Educators use patterns to teach every subject, including math, science, technology, engineering, reading and writing, and even music. By being purposeful and pointing out those patterns, we strengthen students’ ability to run probability theories. Our brain is constantly finessing probability models. As we get older and we progress through education, it’s much easier to learn how to spell something when we know grammatical rules and the patterns of the exceptions to those rules. Similarly, it is also how we learn a piece of music, we recognize patterns in music and organize them into a form that can be memorized.
5) Make It Fun
Lastly, video games are fun. In games, you are learning while having fun so the learning is worth it. Many educational tools use this approach as well. An example is Prodigy, a game-based learning app that’s a fun way for kids to practice essential math skills.

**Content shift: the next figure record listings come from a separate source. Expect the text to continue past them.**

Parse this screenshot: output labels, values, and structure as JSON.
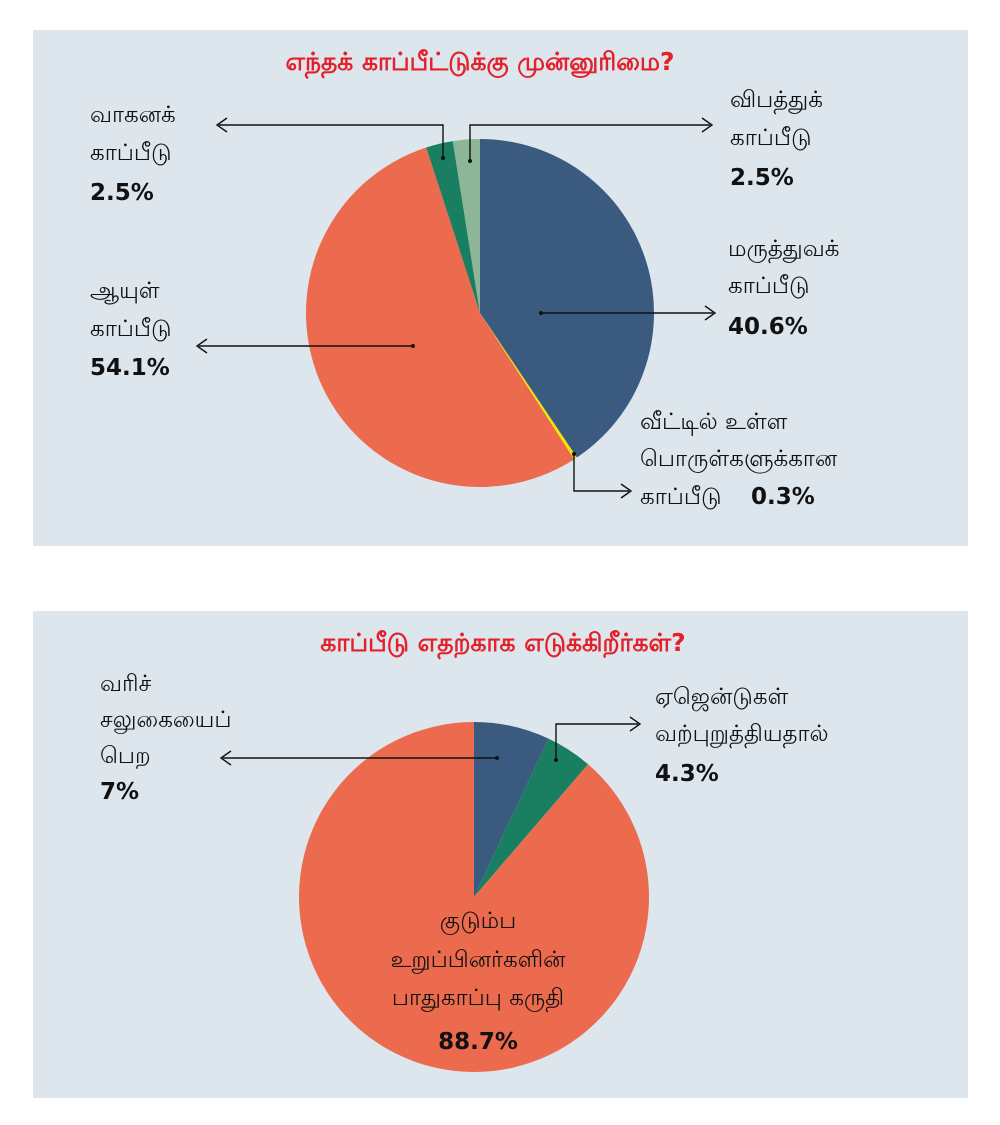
{
  "chart_data": [
    {
      "type": "pie",
      "title": "எந்தக் காப்பீட்டுக்கு முன்னுரிமை?",
      "start_angle_deg": 0,
      "direction": "clockwise",
      "slices": [
        {
          "label_lines": [
            "மருத்துவக்",
            "காப்பீடு"
          ],
          "value": 40.6,
          "value_text": "40.6%",
          "color": "#3b5a80"
        },
        {
          "label_lines": [
            "வீட்டில் உள்ள",
            "பொருள்களுக்கான",
            "காப்பீடு"
          ],
          "value": 0.3,
          "value_text": "0.3%",
          "color": "#f2e600"
        },
        {
          "label_lines": [
            "ஆயுள்",
            "காப்பீடு"
          ],
          "value": 54.1,
          "value_text": "54.1%",
          "color": "#ec6b4f"
        },
        {
          "label_lines": [
            "வாகனக்",
            "காப்பீடு"
          ],
          "value": 2.5,
          "value_text": "2.5%",
          "color": "#1a7f60"
        },
        {
          "label_lines": [
            "விபத்துக்",
            "காப்பீடு"
          ],
          "value": 2.5,
          "value_text": "2.5%",
          "color": "#8db597"
        }
      ]
    },
    {
      "type": "pie",
      "title": "காப்பீடு எதற்காக எடுக்கிறீர்கள்?",
      "start_angle_deg": 0,
      "direction": "clockwise",
      "slices": [
        {
          "label_lines": [
            "வரிச்",
            "சலுகையைப்",
            "பெற"
          ],
          "value": 7,
          "value_text": "7%",
          "color": "#3b5a80"
        },
        {
          "label_lines": [
            "ஏஜென்டுகள்",
            "வற்புறுத்தியதால்"
          ],
          "value": 4.3,
          "value_text": "4.3%",
          "color": "#1a7f60"
        },
        {
          "label_lines": [
            "குடும்ப",
            "உறுப்பினர்களின்",
            "பாதுகாப்பு கருதி"
          ],
          "value": 88.7,
          "value_text": "88.7%",
          "color": "#ec6b4f"
        }
      ]
    }
  ]
}
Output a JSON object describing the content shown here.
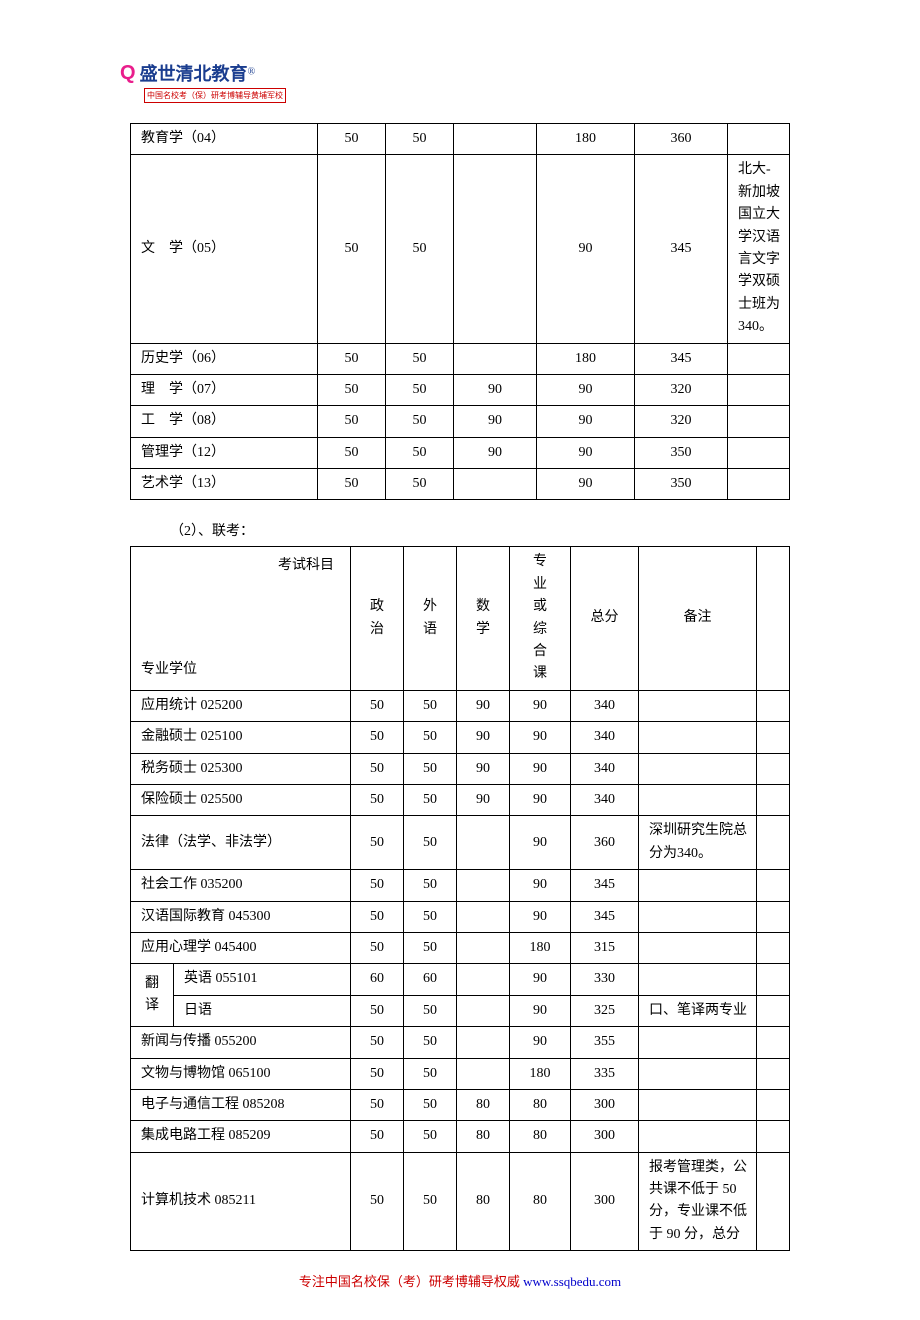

Understanding what is fun to kids is not always obvious, so including them in the decision-making can be beneficial. For example, playing music as kids enter the classroom (and letting them select a theme song for each week), is a far more productive way to start class than a school bell. The music welcomes them and reduces stress and anxiety, making them feel like they belong there.
Allowing free-choice time is also a great way to encourage students to steward their own learning path.
Interview: Nadine Levitt
Nadine Levitt is a Swiss-born, German, Kiwi, and American thought leader, speaker, and author who is passionate about education, especially focusing on child emotional wellness, and social and emotional skill development using the Arts, and EdTech.
In 2015 she founded the technology company WURRLY, which also makes WURRLYedu—a leading music education solution being used in schools across 22 states. Nadine has authored two children´s books for social and emotional learning (Inside Me Lives a Village and Inside Me Lives a Superhero), initially developed as a tool to use with her own kids, to help them develop positive self-awareness, self-regulation skills, confidence, empathy, creativity, and self-expression. This quickly grew into a school program, with the development of a supporting curriculum and classroom resources, and toys and other children’s products that foster a healthy relationship with emotions.
As an education thought leader, Nadine Levitt gives keynote speeches around the world on the subjects of music education, social and emotional learning, and technology in classrooms.